Карл нажал на ручку, дверь была не замкнута, он чуть отворил ее и неуверенно ступил на порог. Он стоял не двигаясь одно мгновенье, потом вдруг попятился, захлопнул дверь, обернулся и прижал створку спиною.

— Постой, — дохнул он, — может… может, нужен свидетель. Не уходи. Я сейчас.

Он побежал, точно на улице, высоко вскидывая ноги, по коридору, по лестнице, скачками через несколько ступеней, на самый верх и бросился к комнате Гофман. Никто не ответил на его отчаянный, поплывший по дому стук, он кинулся назад, и тут из ванной вышла Гофман.

— Фрейлейн доктор… господин доктор!

Он не мог сдержать дыхание и махал руками.

Не спрашивая, она поняла, что нужно, так же как Карл, бежать, мчаться, нестись. Но на ней был купальный халат.

— Сейчас оденусь. Что случилось?

Карл загородил ей дорогу.

— Господин доктор Клебе, я думаю, что ех, — шепнул он, страшась этого непонятного, знахарского слова.

Они побежали вниз.

У кабинета, как на карауле, стоял почтальон, подперев стулом свою сумку! Гофман вошла первой.

Клебе был бледно-желт и так спокоен, как будто ничего особенного не случилось. Тело его было прикрыто смятой простыней.

Гофман стала так, чтобы ее лицо не видел Карл: она зажмурилась, потому что не могла смотреть на Клебе. Она хотела нащупать его пульс, но ощутила холод окоченелости и незаметно отдернула руку. Она откашлялась и, не поворачиваясь, сказала на одной ноте:

— Это случилось несколько часов назад.

— Он мертв? — спросил из дверей почтальон.

— Я сразу определил, — сказал Карл.

Гофман увидела на столике шприц и пустой желтый флакон.

— Смерть последовала, вероятно, от морфия, — по-больничному сказала она, нагнувшись к флакону.

— Ага, — сказал почтальон. — наложил на себя руки. У меня это второй такой случай.

— Надо сообщить полиции, я знаю порядок, — сказал Карл.

Он оправился от испуга, но его еще лихорадила потребность действовать.

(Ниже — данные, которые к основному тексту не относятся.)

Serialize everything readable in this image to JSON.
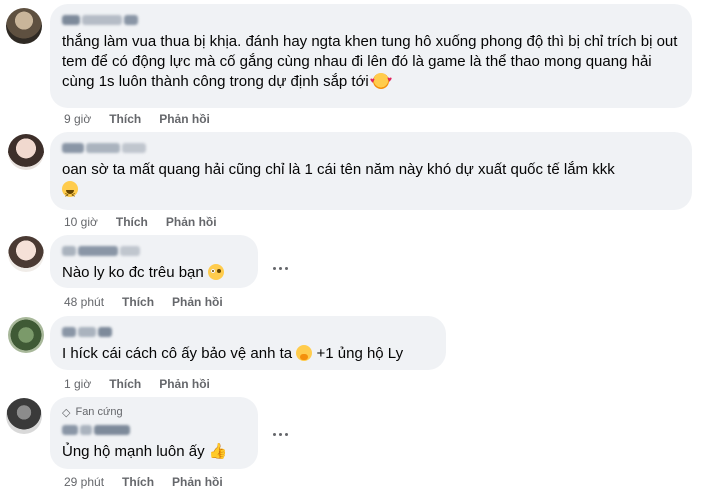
{
  "comments": [
    {
      "text": "thắng làm vua thua bị khịa. đánh hay ngta khen tung hô xuống phong độ thì bị chỉ trích bị out tem để có động lực mà cố gắng cùng nhau đi lên đó là game là thể thao mong quang hải cùng 1s luôn thành công trong dự định sắp tới",
      "time": "9 giờ",
      "like": "Thích",
      "reply": "Phản hồi"
    },
    {
      "text": "oan sờ ta mất quang hải cũng chỉ là 1 cái tên năm này khó dự xuất quốc tế lắm kkk",
      "time": "10 giờ",
      "like": "Thích",
      "reply": "Phản hồi"
    },
    {
      "text": "Nào ly ko đc trêu bạn",
      "time": "48 phút",
      "like": "Thích",
      "reply": "Phản hồi"
    },
    {
      "text_a": "I híck cái cách cô ấy bảo vệ anh ta",
      "text_b": "+1 ủng hộ Ly",
      "time": "1 giờ",
      "like": "Thích",
      "reply": "Phản hồi"
    },
    {
      "badge": "Fan cứng",
      "text": "Ủng hộ mạnh luôn ấy",
      "time": "29 phút",
      "like": "Thích",
      "reply": "Phản hồi"
    }
  ]
}
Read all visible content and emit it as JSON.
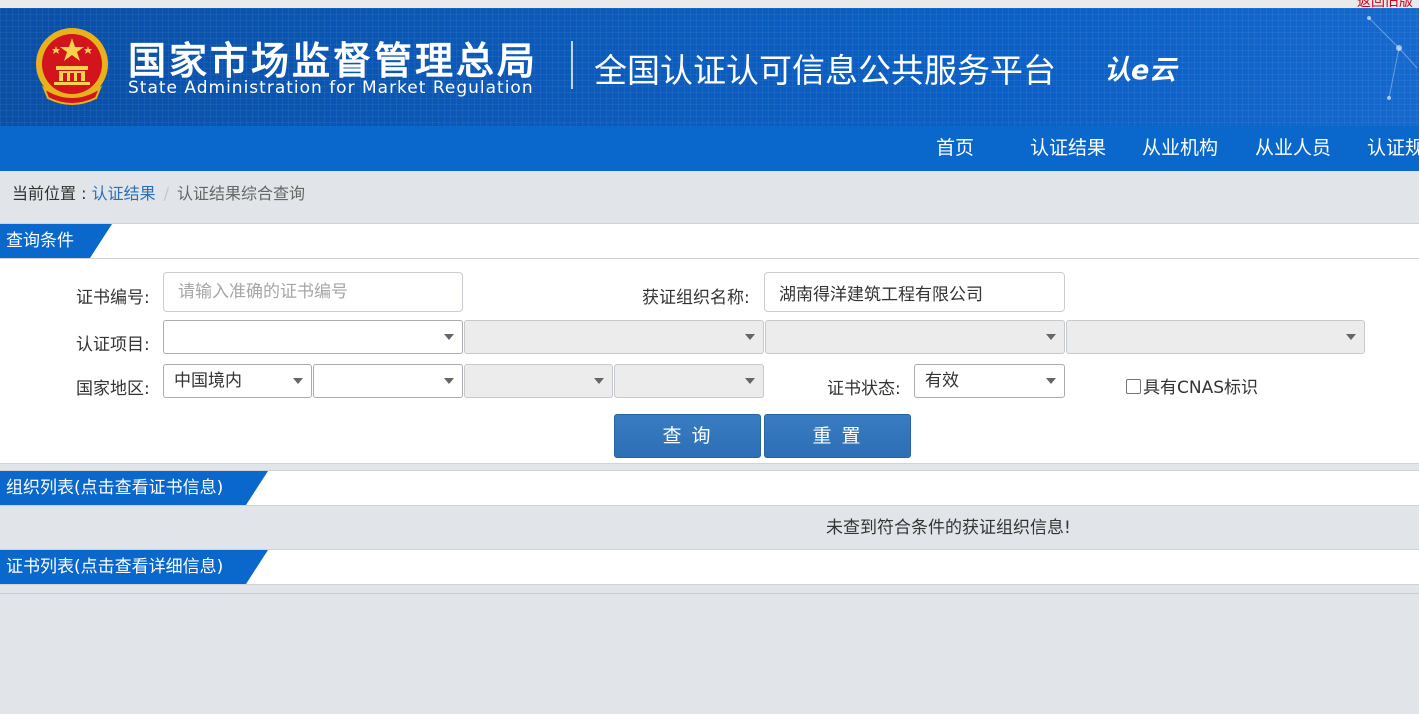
{
  "top_strip": {
    "text": "返回旧版"
  },
  "header": {
    "agency_cn": "国家市场监督管理总局",
    "agency_en": "State Administration  for  Market Regulation",
    "platform_title": "全国认证认可信息公共服务平台",
    "cloud_logo": "认e云",
    "colors": {
      "header_bg": "#0b5bbd",
      "nav_bg": "#0a68cc"
    }
  },
  "nav": {
    "items": [
      {
        "label": "首页"
      },
      {
        "label": "认证结果"
      },
      {
        "label": "从业机构"
      },
      {
        "label": "从业人员"
      },
      {
        "label": "认证规"
      }
    ]
  },
  "breadcrumb": {
    "prefix": "当前位置 : ",
    "link": "认证结果",
    "separator": "/",
    "current": "认证结果综合查询"
  },
  "query_section": {
    "title": "查询条件",
    "cert_no_label": "证书编号:",
    "cert_no_placeholder": "请输入准确的证书编号",
    "cert_no_value": "",
    "org_name_label": "获证组织名称:",
    "org_name_value": "湖南得洋建筑工程有限公司",
    "project_label": "认证项目:",
    "project_selects": [
      "",
      "",
      "",
      ""
    ],
    "region_label": "国家地区:",
    "region_selects": [
      "中国境内",
      "",
      "",
      ""
    ],
    "status_label": "证书状态:",
    "status_value": "有效",
    "cnas_label": "具有CNAS标识",
    "cnas_checked": false,
    "search_button": "查 询",
    "reset_button": "重 置"
  },
  "org_section": {
    "title": "组织列表(点击查看证书信息)",
    "empty_message": "未查到符合条件的获证组织信息!"
  },
  "cert_section": {
    "title": "证书列表(点击查看详细信息)"
  },
  "colors": {
    "accent": "#0a68cc",
    "link": "#2a6fb8",
    "button": "#2c6fb5",
    "page_bg": "#e1e5e9"
  }
}
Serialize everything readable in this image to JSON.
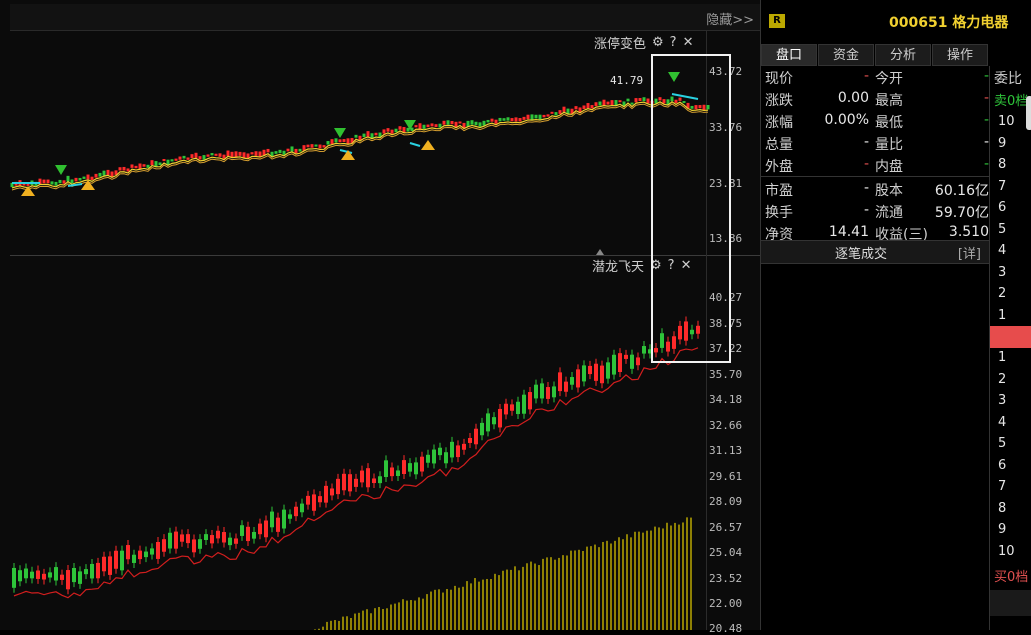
{
  "toolbar": {
    "hide_label": "隐藏>>"
  },
  "upper_panel": {
    "title": "涨停变色",
    "axis_ticks": [
      "43.72",
      "33.76",
      "23.81",
      "13.86"
    ],
    "price_note": "41.79"
  },
  "lower_panel": {
    "title": "潜龙飞天",
    "axis_ticks": [
      "40.27",
      "38.75",
      "37.22",
      "35.70",
      "34.18",
      "32.66",
      "31.13",
      "29.61",
      "28.09",
      "26.57",
      "25.04",
      "23.52",
      "22.00",
      "20.48"
    ]
  },
  "icons": {
    "settings": "gear-icon",
    "help": "question-icon",
    "close": "close-icon"
  },
  "colors": {
    "up": "#ff2a2a",
    "down": "#2ec43a",
    "ma": "#f0d030",
    "accent": "#e74c4c",
    "cyan": "#2ad1e0"
  },
  "stock": {
    "badge": "R",
    "code_name": "000651 格力电器"
  },
  "tabs": [
    "盘口",
    "资金",
    "分析",
    "操作"
  ],
  "quote": [
    {
      "k1": "现价",
      "v1": "-",
      "k2": "今开",
      "v2": "-"
    },
    {
      "k1": "涨跌",
      "v1": "0.00",
      "k2": "最高",
      "v2": "-"
    },
    {
      "k1": "涨幅",
      "v1": "0.00%",
      "k2": "最低",
      "v2": "-"
    },
    {
      "k1": "总量",
      "v1": "-",
      "k2": "量比",
      "v2": "-"
    },
    {
      "k1": "外盘",
      "v1": "-",
      "k2": "内盘",
      "v2": "-"
    },
    {
      "k1": "市盈",
      "v1": "-",
      "k2": "股本",
      "v2": "60.16亿"
    },
    {
      "k1": "换手",
      "v1": "-",
      "k2": "流通",
      "v2": "59.70亿"
    },
    {
      "k1": "净资",
      "v1": "14.41",
      "k2": "收益(三)",
      "v2": "3.510"
    }
  ],
  "tick_button": {
    "label": "逐笔成交",
    "detail": "[详]"
  },
  "order_book": {
    "header": "委比",
    "sell_label": "卖0档",
    "buy_label": "买0档",
    "sell_levels": [
      "10",
      "9",
      "8",
      "7",
      "6",
      "5",
      "4",
      "3",
      "2",
      "1"
    ],
    "buy_levels": [
      "1",
      "2",
      "3",
      "4",
      "5",
      "6",
      "7",
      "8",
      "9",
      "10"
    ]
  }
}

Гофман испытывала страшную перемену, совершавшуюся в эту минуту в мире, прежде всего — в ее мире, вокруг нее. Доктор Клебе, все время живо пребывавший в ее сознании, в один миг непостижимо заменился трупом под смятой простыней. Мгновение назад жизнь как будто не требовала к себе никакого внимания, подразумевалось, что ход ее не только не нуждается во вмешательстве, но еще сам подталкивает человека. А тут она вдруг вцепилась в человека, словно в ужасе, что ход ее сейчас же остановится, и Гофман слышала ее панический вопль: «Толкай мой ход, двигай, сильнее, скорее, а то, видишь?.. Посмотри на кровать, взгляни, взгляни!» И нельзя было не двигаться. Из Арктура оказалась вывернутой ось, ее надо было заменить. И Гофман в первый же миг, как только увидела смерть, поняла, что сделалась теперь главной, старшей в Арктуре, и ей, так же как Карлу, захотелось действовать и решать. Но ее непрерывно поташнивало, и она боялась, что упадет.